Local Time Machines and the step-by-step path towards mirror worlds
There is more. Even though Time Machine’s infrastructure has been built to enable cooperation across Europe, it simultaneously creates vertical synergies between clusters of actors operating in the same area. For example, some cities can become Local Time Machines. This occurs when a number of Time Machine partners operating in close geographical proximity to one another decide to join forces in creating a full spatiotemporal representation of the area. These efforts, currently ongoing in about 20 European cities, will also become formalised in the coming months as the Time Machine Organisation comes online. Local Time Machines evolve through successive steps: from formal declaration of interest, to official partnership, and on to higher density of cross-linked information, population and urban reconstruction. During Digital Day 2019, while commenting on the declaration, Harry Verwayen, Executive Director of Europeana — one of founding members of Time Machine who is also currently collaborating with 3,700 institutions and hosting 58 million items — explained why Time Machine opens the door to something much bigger than just digitisation and interoperability. Quoting Kevin Kelly’s recent article on what he refers to as the ‘mirrorworld’, Harry helped the audience to envision the radical transformation that Time Machine is introducing.
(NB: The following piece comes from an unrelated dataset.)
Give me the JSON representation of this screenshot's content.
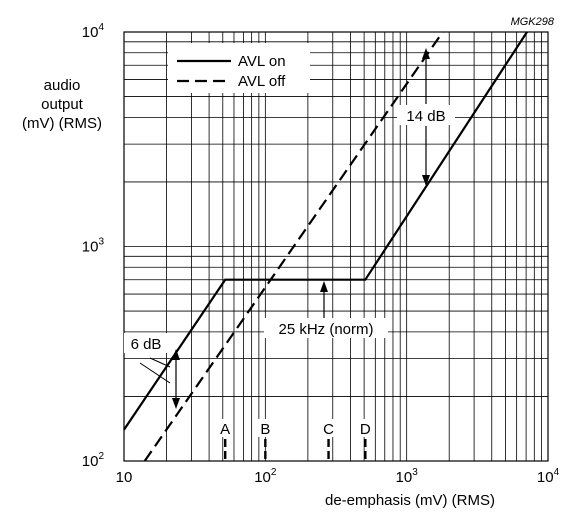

“With a swipe of your hand, you will be able to go back in time, at any location, and see what came before. You will be able to lay a reconstructed 19th-century view right over the present reality. To visit an earlier time at a location, you simply revert to a previous version kept in the log. (…) Or you’ll scroll in the other direction: forward. Artists might create future versions of a place, in place. The verisimilitude of such crafty world-building will be revolutionary. These scroll-forward scenarios will have the heft of reality because they will be derived from a full-scale present world. In this way, the mirrorworld may be best referred to as a 4D world.” – Kevin Kelly, Wired

The Local Time Machine maturation process offers a realistic scenario to progressively move from dense information networks to actual 4D worlds. To go back in time in cities such as Venice, Paris, Amsterdam, Antwerp or Jerusalem, one would need to jump from using a dense network of information, the result of transparent interpretation processes from reliable sources, to a continuous simulation representing the multi-scale evolution of a city and its population. The hypothesis pursued by Time Machine is that such computational models with an extended temporal horizon are key resources for developing new policies and services for cities. Deploying itself both horizontally (across Europe) and vertically (in time, first for specific Local Time Machines and then progressively in the entire territory), Time Machine offers a sustainable approach not only to safeguard European cultural heritage but also to transform it into a living resource for Europe’s future.

Community of communities
Since its launch, Time Machine has received offers from hundreds of volunteers wishing to help digitise and valorise European cultural heritage or to participate in the technical development of this pan-European infrastructure. Time Machine coordination units are now developing solutions to help structure this community of communities. Local inhabitants of a city will have the possibility to help model their own neighbourhood or to bring their own private archive to the Time Machine. Genealogists will find potentially missing elements within the new stream of documents and data for reconstructing historical links between the ancestors they study. As Time Machine codes are open source, developers can also join in by upgrading elements of the infrastructure.”